Under the theme of “secondary decolonization,” Richard Drayton examines the impact of Black Power on Barbados. Prime Minister Errol Barrow, leader of the Democratic Labour Party (a refuge for “progressive” Barbadians), walked a tightrope. He overruled his cabinet’s decision to bar leaders of Trinidad’s Black Power organization, National Joint Action Committee (NJAC), and African-American activist Stokely Carmichael from entering Barbados. However, he prohibited public speeches by Carmichael and established the Barbados Defence Force.
Barbados’s caution seemed justified, given the refusal of Jamaica and Guyana to offer military assistance to Eric Williams during the February 1970 Black Power crisis in Trinidad. The later violence in Bermuda, where British soldiers were called in to contain Black Power-related incidents (including the murder of the Governor and the Police Commissioner), and the guerrilla movement of the National Union of Freedom Fighters (NUFF) in Trinidad seemed to confirm the need for strengthening the repressive apparatus of each Caribbean state. Eric Williams combined repression (especially against NUFF) with reform. Ultimately, growing petroleum prosperity ensured peace in Trinidad.

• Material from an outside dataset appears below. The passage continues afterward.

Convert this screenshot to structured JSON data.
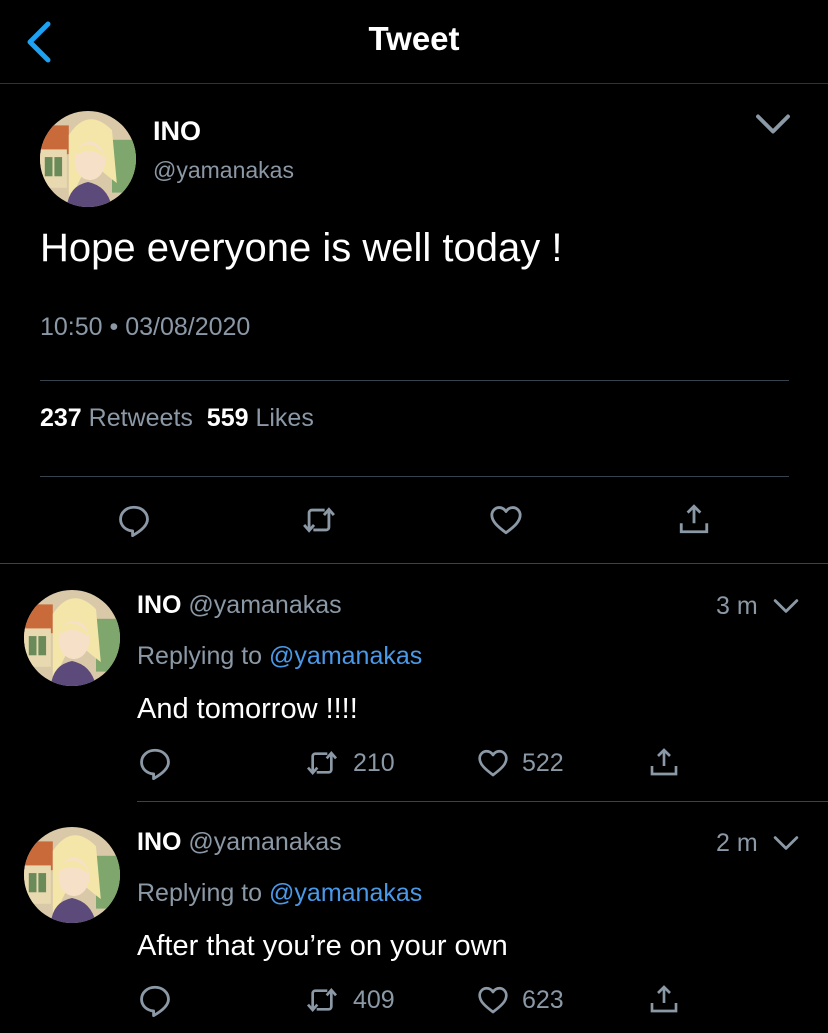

Gert Oostindie’s essay on the Dutch Caribbean concludes that it was an economic downturn rather than the complex racial make-up of the Dutch Caribbean that led to upheavals in the late 1960s. On the other hand, the essays by Brinsley Samaroo (on Trinidad and Tobago) and Kate Quinn and Nigel Westmaas (on Guyana) demonstrate why underlying ethnic conflicts between “Indians” and “Africans” in both countries proved particularly challenging for the African-oriented Black Power movement. In these two countries Indians constitute about half the population, are committed to their ancestral culture, and do not identify with either Africa or the “Black Race.” Thus, the collaboration that NJAC enjoyed from the Society for the Propagation of Indian Culture (SPIC) and from Indian sugar workers was ultimately weakened by the symbolic representation of Africa in the Black Power movement. Quinn’s essay analyzes the racial politics of Guyana where Prime Minister Forbes Burnham’s attempt to co-opt the Black Power movement through a partnership with ASCRIA collapsed in 1973 with the latter’s decision to merge with the Working People’s Alliance (WPA). The WPA attempted to unite the ethnically divided working class. Black Power, then, in its effort to include the Indian population, evolved toward class analysis in both Guyana and Trinidad. The climax of the Black Power movement came in 1979–83 in Grenada, as Black Power embraced Marxism-Leninism with tragic consequences.
The essays are a thoughtful effort to link Black Power to the complexities of modern Caribbean politics. The inevitable conclusion is that Black Power had its limits.